Want To Know About Cholangiography?

Dec 12, 2022

Cholangiography mainly uses various methods, such as ERCP through ampulla, PDCD through puncture tube, T tube drainage through T tube to inject contrast agent into the bile duct. After the contrast agent is injected on the X-ray film, the contrast agent will develop, fill the entire bile duct tree system, and the biliary tract will develop.

At this time, it can effectively determine whether there are corresponding filling defects in the bile duct, so as to determine whether there are corresponding lesions, such as bile duct stones, bile duct tumors, abnormal bile duct stenosis, etc., and further determine whether there are corresponding diseases. It can also further determine whether the ampullary opening at the lower end of the common bile duct has stenosis and obstruction, such as whether the biliary contrast agent can pass down to the duodenum. To determine whether the lower bile duct is open.

There are many methods of cholangiography, generally divided into excretory cholangiography and direct cholangiography two categories. Excretory cholangiography: Cholangiography is the use of oral or intravenous contrast agent (the use of the contrast agent for the liver cells to take and drain into the biliary tract principle). This imaging method is suitable for patients with normal organ function and no complications.

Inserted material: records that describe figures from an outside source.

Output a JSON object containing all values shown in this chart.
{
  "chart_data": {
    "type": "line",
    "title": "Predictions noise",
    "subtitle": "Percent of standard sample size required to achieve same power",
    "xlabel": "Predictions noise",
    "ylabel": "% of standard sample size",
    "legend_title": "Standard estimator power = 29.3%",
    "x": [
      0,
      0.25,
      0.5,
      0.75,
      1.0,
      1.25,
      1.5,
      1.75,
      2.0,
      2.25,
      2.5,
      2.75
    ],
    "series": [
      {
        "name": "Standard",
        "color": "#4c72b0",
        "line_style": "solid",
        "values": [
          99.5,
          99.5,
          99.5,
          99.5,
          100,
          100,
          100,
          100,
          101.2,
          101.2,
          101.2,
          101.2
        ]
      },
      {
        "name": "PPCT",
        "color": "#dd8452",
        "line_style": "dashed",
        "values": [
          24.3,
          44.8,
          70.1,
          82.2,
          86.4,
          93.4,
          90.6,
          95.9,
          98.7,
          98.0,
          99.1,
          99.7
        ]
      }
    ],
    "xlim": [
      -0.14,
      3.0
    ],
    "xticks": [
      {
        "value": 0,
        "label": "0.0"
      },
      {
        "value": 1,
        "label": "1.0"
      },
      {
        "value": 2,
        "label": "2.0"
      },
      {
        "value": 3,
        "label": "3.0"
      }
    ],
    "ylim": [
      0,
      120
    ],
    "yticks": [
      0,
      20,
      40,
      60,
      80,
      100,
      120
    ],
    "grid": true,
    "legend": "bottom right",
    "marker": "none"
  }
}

The commonly used methods include oral cholecystography, intravenous cholangiography (conventional venography and intravenous venography), and combined oral and intravenous cholangiography. Direct cholangiography: The contrast agent is directly injected into the biliary tract through various ways for photography. The commonly used methods in clinical practice are: percutaneous cholangiography, retrograde cholangiography under endoscope, laparoscopic cholangiography, surgical cholangiography (intraoperative cholangiography, postoperative cholangiography), etc. The advantage of this type of angiography is that the contrast agent is directly at the lesion site, and the angiography effect is relatively ideal. It can clearly show the direction of the internal and external liver biliary tract, abnormal or narrow tube diameter, occlusions, biliary tract tumors, and gallstones. Endoscope can be used for direct observation and retrograde angiography, can be quite clear in the vicinity of the ampulla, but also directly bile or duodenum biopsy lesions.